Santiago asintió despacio.
—Ya lo sé.
No solo no pensaba perdonar a Úrsula tan fácilmente, sino que mucho menos iba a ir a abrirle la puerta así nada más.
¿Úrsula qué se creía?
¿Solo porque venía a buscarlo él tenía que hacerle caso?
¿Acaso no había borrado y bloqueado a Rafael como si nada?
Si era tan hábil, pues que nunca más viniera a pedirle nada en la vida, ¿no?
Nada más de imaginarse a Úrsula, parada del otro lado de la puerta, rogando como si no tuviera dignidad para que él le abriera, una sonrisa triunfal se dibujó en su cara.
Los golpes en la puerta seguían sonando, insistentes.
Al ver que Santiago no mostraba ni la mínima intención de levantarse, Rafael no pudo aguantar más y le aventó:
—¡Santi, ya estuvo! Lleva rato tocando, ve a abrirle. Si no lo haces, capaz que Úrsula se pone tan mal que termina aventándose por la ventana.

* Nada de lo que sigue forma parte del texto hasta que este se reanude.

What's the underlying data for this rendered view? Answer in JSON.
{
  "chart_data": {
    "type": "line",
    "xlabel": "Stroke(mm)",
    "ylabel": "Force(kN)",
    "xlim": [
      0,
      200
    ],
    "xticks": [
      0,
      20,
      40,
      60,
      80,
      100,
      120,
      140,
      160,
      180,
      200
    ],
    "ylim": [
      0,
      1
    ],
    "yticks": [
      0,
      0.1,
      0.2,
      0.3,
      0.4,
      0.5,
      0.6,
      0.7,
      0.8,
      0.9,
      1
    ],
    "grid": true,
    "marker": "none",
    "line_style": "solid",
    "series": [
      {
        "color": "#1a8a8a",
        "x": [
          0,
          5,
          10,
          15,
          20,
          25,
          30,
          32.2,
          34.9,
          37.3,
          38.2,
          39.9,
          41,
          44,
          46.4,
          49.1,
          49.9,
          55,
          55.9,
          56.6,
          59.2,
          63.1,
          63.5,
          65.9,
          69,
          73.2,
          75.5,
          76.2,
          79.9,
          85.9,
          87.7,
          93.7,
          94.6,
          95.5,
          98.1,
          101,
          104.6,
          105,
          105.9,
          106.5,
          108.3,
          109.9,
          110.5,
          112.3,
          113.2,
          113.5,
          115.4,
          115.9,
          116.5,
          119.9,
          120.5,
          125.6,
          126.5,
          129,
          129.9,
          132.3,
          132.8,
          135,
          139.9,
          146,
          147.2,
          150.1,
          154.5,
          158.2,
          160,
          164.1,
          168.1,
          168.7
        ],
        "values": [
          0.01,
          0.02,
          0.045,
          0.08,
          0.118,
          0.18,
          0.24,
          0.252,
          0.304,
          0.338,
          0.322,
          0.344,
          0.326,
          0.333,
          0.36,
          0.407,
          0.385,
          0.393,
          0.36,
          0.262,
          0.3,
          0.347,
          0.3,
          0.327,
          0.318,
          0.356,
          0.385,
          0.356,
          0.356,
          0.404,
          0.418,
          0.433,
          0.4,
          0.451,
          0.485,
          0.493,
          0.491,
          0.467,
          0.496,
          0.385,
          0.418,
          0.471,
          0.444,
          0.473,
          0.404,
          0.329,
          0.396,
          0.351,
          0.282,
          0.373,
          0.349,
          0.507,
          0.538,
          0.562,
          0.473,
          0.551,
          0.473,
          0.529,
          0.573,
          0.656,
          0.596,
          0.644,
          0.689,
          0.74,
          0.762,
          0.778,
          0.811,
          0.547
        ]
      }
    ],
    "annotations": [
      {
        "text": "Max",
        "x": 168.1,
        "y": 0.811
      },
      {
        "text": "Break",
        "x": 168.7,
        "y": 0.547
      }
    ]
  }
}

Por el nivel de obsesión que Úrsula sentía por Santiago, decir que era capaz de algo así no era exageración, después de todo ya había intentado quitarse la vida una vez.

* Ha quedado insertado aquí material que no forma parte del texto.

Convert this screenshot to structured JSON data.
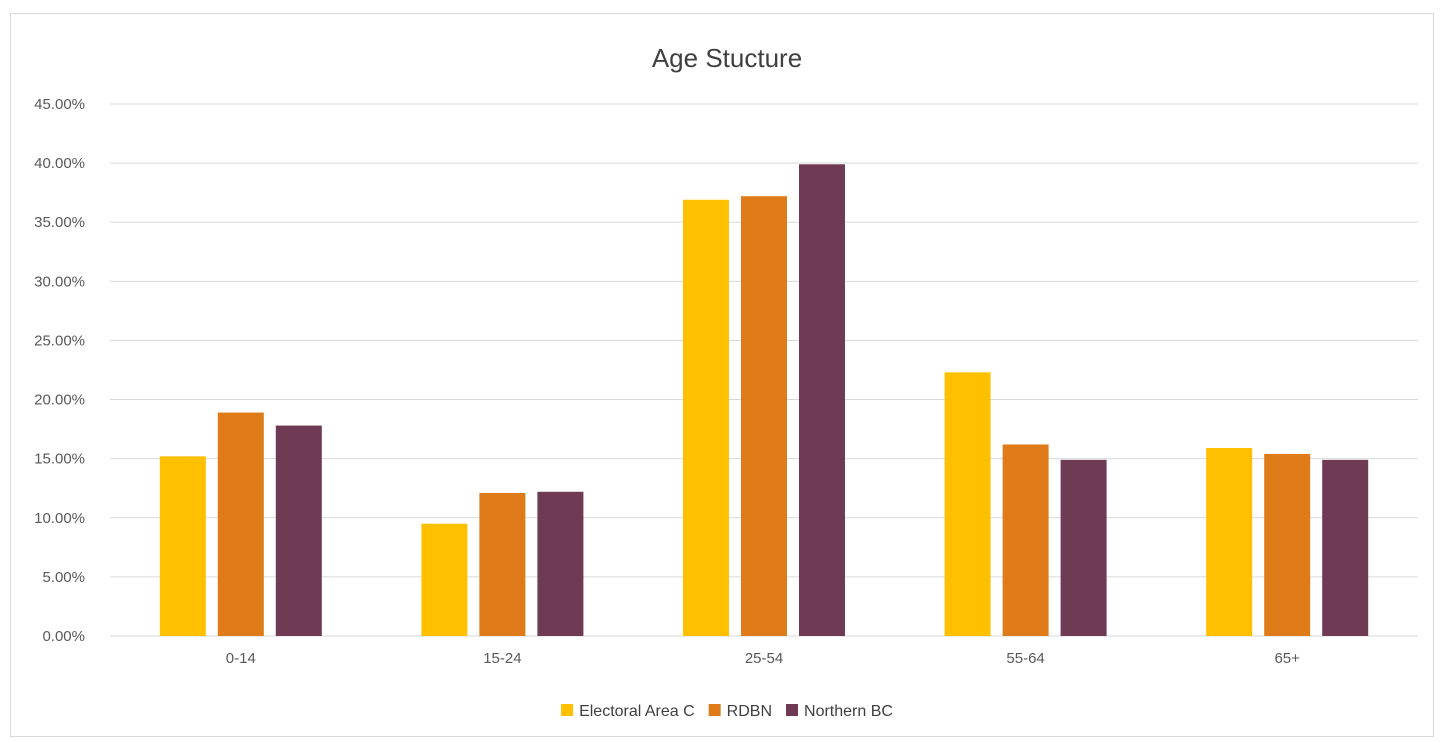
{
  "chart_data": {
    "type": "bar",
    "title": "Age Stucture",
    "xlabel": "",
    "ylabel": "",
    "categories": [
      "0-14",
      "15-24",
      "25-54",
      "55-64",
      "65+"
    ],
    "series": [
      {
        "name": "Electoral Area C",
        "color": "#ffc000",
        "values": [
          15.2,
          9.5,
          36.9,
          22.3,
          15.9
        ]
      },
      {
        "name": "RDBN",
        "color": "#e07b1a",
        "values": [
          18.9,
          12.1,
          37.2,
          16.2,
          15.4
        ]
      },
      {
        "name": "Northern BC",
        "color": "#6e3a54",
        "values": [
          17.8,
          12.2,
          39.9,
          14.9,
          14.9
        ]
      }
    ],
    "ylim": [
      0,
      45
    ],
    "yticks": [
      {
        "value": 0,
        "label": "0.00%"
      },
      {
        "value": 5,
        "label": "5.00%"
      },
      {
        "value": 10,
        "label": "10.00%"
      },
      {
        "value": 15,
        "label": "15.00%"
      },
      {
        "value": 20,
        "label": "20.00%"
      },
      {
        "value": 25,
        "label": "25.00%"
      },
      {
        "value": 30,
        "label": "30.00%"
      },
      {
        "value": 35,
        "label": "35.00%"
      },
      {
        "value": 40,
        "label": "40.00%"
      },
      {
        "value": 45,
        "label": "45.00%"
      }
    ],
    "grid": true,
    "legend_position": "bottom"
  }
}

Al escuchar eso, Santiago por fin se levantó con toda calma y fue hacia la puerta.
Ni se molestó en mirar directamente a Úrsula, manteniendo esa pose altiva como si estuviera por encima de todo.
—¿Quién te dijo que vinieras? ¡Grupo Ríos no te quiere aquí! Ya te lo dejé bien claro en la cafetería ese día: de ahora en adelante, aunque te pongas de rodillas a suplicarme, no te pienso dirigir ni una sola mirada.
Al ver a Santiago así, la secretaria primero se quedó helada y después preguntó, confundida:
—Señor, presidente Ríos, ¿de qué está hablando?
Santiago esperaba escuchar los ruegos desesperados de Úrsula arrodillada, pero lo que escuchó fue la voz de su secretaria. Se giró de inmediato y, al ver el rostro de la joven, no pudo ocultar su sorpresa.
—¿Eres tú?
¡No era Úrsula!
Santiago jamás se habría imaginado que la que estaba afuera no era Úrsula, sino su secretaria.